During the summer of 2008, Dustin Phan held an internship with the Wiseman Research Group in Los Angeles. During that time, he learned about the clinical trial process for developing FDA approved vaccines and developed an interest in cancer. When he came back to school that Fall, Dustin was fortunate enough to find Dr. John S. Lowengrub working on mathematical cancer modeling. He worked with Dr. Lowengrub in developing and analyzing a discrete mathematical model of solid tumor growth called a cellular automaton model. Dustin was accepted into the UCI Mathematical, Computation, and Systems Biology graduate program, allowing him to continue research in both fields after graduation.

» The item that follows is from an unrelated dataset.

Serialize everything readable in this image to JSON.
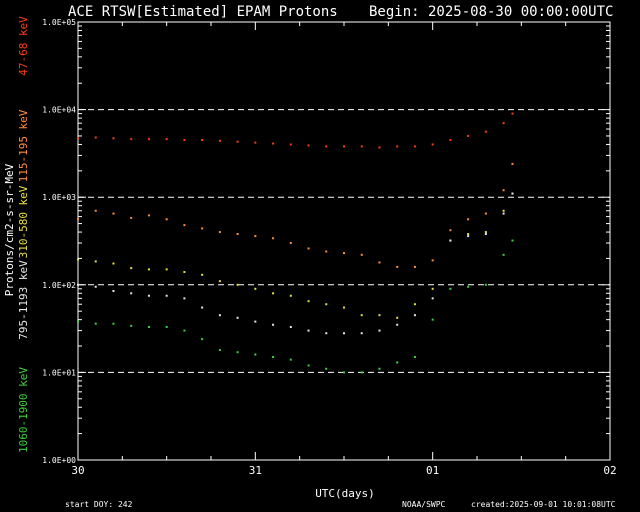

Tumor growth is a complex biological process often studied through the use of both in vivo and in vitro experimentation. Mathematical models provide a complementary approach by using a controlled environment in which a system can be described quantitatively. This can also yield prognostic data after thorough analysis by the modeler. In an effort to study the characteristics that increase cell fitness, this paper presents a discrete cellular automaton model that uses computer simulation to describe the invasion of healthy tissue by cancer cells. A mechanistic approach is used in which the proliferation, migration, and death of cells is controlled through preset parameters. Values can be adjusted and corresponding simulations can be analyzed. During simulation, cells with high migration probabilities create morphologies with considerably less population density than those with low migration probabilities, thereby creating space into which other cells may proliferate or migrate. Furthermore, these highly migratory cells display greater rates of population growth compared to less migratory cells with the same proliferation rate. The model also shows that tumor cell invasion times can decrease even when increasing only the cells’ tendency to migrate. Results show that the population growth rate of non-migratory cells may be achieved by cells with smaller proliferation rates but larger migration rates.

John S. Lowengrub School of Physical Sciences

Cancer cells compete with each other and host cells in a fast paced evolutionary system. Typically, mutations are introduced into the genome of cancer cells, and it is important to understand what types of mutations ensure that one mutant is more fit than another and is also more fit than the host cells. This work uses a mathematical model that tracks the motion and interaction of discrete cells. The results demonstrate that there is a nontrivial trade-off between migration and proliferation. This can have profound implications for traditional cancer treatment, which typically only targets highly proliferative cells. Being involved in state-of-the-art research, such as described in this paper, provides undergraduates with a unique opportunity to bridge classroom mathematics experience and knowledge with real world applications.